Talbot County on the Eastern Shore used to be a weekend hangout for out-of-state millionaires who parked their yachts at local basins and headed off to their wooded estates for weekend romps. Now Talbot County is host to the Bush Administration's warlords, Dick Cheney and Donald Rumsfeld-certainly two millionaires by dint of their government service-who have neighboring estates for weekend get-togethers after stirring things up on workdays in Washington.

And if anybody's bothered to add up the wealth in Mitchellville, in Prince George's County, it's not on Google or the comptroller's website.
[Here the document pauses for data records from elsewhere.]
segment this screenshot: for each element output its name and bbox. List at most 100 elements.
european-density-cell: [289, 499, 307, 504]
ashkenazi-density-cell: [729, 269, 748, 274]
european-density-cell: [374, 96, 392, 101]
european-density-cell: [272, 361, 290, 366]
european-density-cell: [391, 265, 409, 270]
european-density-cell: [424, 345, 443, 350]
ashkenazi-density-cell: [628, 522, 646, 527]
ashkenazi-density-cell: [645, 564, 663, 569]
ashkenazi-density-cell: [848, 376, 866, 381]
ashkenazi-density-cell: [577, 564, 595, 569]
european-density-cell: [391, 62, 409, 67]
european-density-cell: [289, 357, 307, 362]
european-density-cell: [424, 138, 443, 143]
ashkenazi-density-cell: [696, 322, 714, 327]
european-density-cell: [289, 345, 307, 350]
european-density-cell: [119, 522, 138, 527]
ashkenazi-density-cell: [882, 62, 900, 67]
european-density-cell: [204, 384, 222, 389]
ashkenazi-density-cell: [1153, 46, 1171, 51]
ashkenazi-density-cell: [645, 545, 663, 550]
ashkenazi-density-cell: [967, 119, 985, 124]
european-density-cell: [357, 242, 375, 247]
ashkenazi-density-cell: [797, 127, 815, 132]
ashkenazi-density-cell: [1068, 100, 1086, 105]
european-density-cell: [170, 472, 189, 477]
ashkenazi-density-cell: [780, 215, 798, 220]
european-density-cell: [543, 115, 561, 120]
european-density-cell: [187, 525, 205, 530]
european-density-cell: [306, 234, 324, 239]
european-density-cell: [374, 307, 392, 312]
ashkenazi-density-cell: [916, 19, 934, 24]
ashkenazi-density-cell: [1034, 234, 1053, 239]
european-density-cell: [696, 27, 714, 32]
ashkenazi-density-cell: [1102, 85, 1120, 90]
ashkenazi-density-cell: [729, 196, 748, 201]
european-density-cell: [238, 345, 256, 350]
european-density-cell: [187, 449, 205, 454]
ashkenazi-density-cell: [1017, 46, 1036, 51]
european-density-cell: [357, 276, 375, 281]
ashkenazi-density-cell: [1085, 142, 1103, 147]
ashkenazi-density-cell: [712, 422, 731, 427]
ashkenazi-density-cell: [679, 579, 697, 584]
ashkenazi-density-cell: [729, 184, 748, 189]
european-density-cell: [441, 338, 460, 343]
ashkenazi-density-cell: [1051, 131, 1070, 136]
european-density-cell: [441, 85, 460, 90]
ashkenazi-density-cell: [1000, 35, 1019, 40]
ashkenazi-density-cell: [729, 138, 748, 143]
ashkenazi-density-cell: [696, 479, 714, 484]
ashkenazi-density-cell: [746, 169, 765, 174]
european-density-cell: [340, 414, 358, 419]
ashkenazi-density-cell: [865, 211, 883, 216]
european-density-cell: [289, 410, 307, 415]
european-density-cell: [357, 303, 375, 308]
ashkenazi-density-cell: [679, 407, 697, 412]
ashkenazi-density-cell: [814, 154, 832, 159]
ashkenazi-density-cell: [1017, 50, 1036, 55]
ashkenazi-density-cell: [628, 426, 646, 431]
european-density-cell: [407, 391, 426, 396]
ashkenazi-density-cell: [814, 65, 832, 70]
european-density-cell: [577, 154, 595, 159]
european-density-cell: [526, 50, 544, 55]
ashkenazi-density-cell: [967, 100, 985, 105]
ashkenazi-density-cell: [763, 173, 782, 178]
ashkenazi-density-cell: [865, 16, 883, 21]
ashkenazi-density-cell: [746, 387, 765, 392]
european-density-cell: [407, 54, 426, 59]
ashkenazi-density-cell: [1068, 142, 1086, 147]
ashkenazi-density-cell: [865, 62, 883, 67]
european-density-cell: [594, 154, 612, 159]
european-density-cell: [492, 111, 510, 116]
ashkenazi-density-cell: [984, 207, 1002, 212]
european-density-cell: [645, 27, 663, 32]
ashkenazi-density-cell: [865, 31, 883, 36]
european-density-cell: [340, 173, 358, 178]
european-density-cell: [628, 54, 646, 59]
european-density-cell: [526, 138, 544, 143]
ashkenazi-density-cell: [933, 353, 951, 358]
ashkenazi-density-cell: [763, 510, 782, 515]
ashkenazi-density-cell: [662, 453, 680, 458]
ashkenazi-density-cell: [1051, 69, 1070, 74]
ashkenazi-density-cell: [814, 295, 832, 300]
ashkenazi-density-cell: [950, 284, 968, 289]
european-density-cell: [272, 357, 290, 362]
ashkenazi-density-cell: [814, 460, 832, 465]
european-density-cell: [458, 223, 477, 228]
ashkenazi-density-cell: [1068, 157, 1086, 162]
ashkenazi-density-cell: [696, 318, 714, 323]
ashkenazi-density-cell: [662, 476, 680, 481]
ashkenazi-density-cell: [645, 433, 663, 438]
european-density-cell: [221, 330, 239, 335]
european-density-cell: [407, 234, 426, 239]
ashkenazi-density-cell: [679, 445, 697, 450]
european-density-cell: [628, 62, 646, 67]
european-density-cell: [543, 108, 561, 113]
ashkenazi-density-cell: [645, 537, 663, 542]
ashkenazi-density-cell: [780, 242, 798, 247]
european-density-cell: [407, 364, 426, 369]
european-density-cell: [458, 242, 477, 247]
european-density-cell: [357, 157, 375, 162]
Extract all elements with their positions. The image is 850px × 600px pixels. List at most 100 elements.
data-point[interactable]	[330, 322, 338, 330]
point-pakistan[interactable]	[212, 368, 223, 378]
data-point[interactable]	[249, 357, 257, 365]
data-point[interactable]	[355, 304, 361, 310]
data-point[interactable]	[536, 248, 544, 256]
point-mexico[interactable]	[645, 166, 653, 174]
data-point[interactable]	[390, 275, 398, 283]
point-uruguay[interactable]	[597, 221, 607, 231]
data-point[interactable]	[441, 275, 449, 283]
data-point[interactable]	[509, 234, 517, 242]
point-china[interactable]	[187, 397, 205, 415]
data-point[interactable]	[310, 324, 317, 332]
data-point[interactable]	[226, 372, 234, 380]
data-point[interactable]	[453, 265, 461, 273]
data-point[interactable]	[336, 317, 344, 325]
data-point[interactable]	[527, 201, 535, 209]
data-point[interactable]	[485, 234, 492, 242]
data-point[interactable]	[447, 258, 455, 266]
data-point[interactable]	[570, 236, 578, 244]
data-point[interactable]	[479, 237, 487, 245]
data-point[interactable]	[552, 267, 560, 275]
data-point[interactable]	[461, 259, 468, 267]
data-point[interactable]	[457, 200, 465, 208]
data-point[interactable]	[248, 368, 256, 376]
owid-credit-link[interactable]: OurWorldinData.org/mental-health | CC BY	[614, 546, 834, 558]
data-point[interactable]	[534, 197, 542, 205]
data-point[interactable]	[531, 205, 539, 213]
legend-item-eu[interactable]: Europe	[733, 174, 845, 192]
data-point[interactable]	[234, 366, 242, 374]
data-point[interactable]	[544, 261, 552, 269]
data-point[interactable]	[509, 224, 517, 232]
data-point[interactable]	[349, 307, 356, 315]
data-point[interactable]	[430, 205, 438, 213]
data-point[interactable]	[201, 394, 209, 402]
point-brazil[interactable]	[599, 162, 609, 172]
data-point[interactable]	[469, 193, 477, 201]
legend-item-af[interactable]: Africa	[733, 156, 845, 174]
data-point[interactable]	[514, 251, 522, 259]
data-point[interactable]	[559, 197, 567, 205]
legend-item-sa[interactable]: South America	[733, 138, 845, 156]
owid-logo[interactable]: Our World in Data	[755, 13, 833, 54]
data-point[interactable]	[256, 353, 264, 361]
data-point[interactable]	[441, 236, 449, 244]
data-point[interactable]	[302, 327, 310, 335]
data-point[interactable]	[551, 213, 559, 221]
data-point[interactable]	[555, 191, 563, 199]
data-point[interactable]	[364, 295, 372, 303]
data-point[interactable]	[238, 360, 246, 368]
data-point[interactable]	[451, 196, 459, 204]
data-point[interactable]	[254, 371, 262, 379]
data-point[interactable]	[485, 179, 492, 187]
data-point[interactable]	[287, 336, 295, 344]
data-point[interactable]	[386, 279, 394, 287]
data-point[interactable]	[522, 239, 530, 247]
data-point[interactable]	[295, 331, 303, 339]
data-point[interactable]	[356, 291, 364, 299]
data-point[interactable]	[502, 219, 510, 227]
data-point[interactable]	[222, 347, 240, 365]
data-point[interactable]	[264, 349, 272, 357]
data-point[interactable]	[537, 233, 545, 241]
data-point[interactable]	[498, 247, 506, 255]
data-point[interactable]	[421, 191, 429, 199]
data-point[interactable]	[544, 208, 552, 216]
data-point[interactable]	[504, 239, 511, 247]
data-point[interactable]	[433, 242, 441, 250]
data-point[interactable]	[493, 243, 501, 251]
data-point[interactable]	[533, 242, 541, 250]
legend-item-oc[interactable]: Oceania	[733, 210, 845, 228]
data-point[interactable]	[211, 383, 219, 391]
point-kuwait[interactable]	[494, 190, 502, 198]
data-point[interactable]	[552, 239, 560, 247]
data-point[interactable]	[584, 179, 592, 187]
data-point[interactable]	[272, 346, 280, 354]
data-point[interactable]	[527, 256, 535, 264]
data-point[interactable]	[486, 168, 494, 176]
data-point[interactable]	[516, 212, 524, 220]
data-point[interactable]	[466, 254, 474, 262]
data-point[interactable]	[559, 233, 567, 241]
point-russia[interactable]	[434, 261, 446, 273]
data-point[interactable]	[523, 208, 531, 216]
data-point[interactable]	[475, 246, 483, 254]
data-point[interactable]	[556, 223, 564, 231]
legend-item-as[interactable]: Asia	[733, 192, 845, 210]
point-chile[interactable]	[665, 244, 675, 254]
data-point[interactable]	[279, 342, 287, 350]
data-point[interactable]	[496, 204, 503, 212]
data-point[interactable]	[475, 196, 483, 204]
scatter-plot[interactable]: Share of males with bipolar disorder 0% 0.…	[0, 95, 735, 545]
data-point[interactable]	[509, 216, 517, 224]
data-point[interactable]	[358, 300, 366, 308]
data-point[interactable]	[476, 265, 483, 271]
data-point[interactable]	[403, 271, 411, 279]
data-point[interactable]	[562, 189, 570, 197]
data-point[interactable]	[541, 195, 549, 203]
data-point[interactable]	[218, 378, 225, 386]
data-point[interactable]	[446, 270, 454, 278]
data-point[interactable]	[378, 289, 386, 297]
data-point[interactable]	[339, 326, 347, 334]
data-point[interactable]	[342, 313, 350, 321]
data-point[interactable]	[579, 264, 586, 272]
Mitchellville, for those who don't know, is the wealthiest black enclave in America and home to much of Maryland's black bourgeoisie and their million-dollar estates.

The tax-form count on millionaires might be down in the tax collector's office, but there are those in Maryland who're becoming millionaires everyday, one way or another, but who do it mainly out of sight. And the comptroller won't find them until they cash in and the tax bill is due.

  • Obviously, they haven't gone anywhere. But on a different tangent, as anyone over 30 knows, a "millionaire" isn't really unique these days, at least compared to 30 years ago, when a millionaire was really, really rich.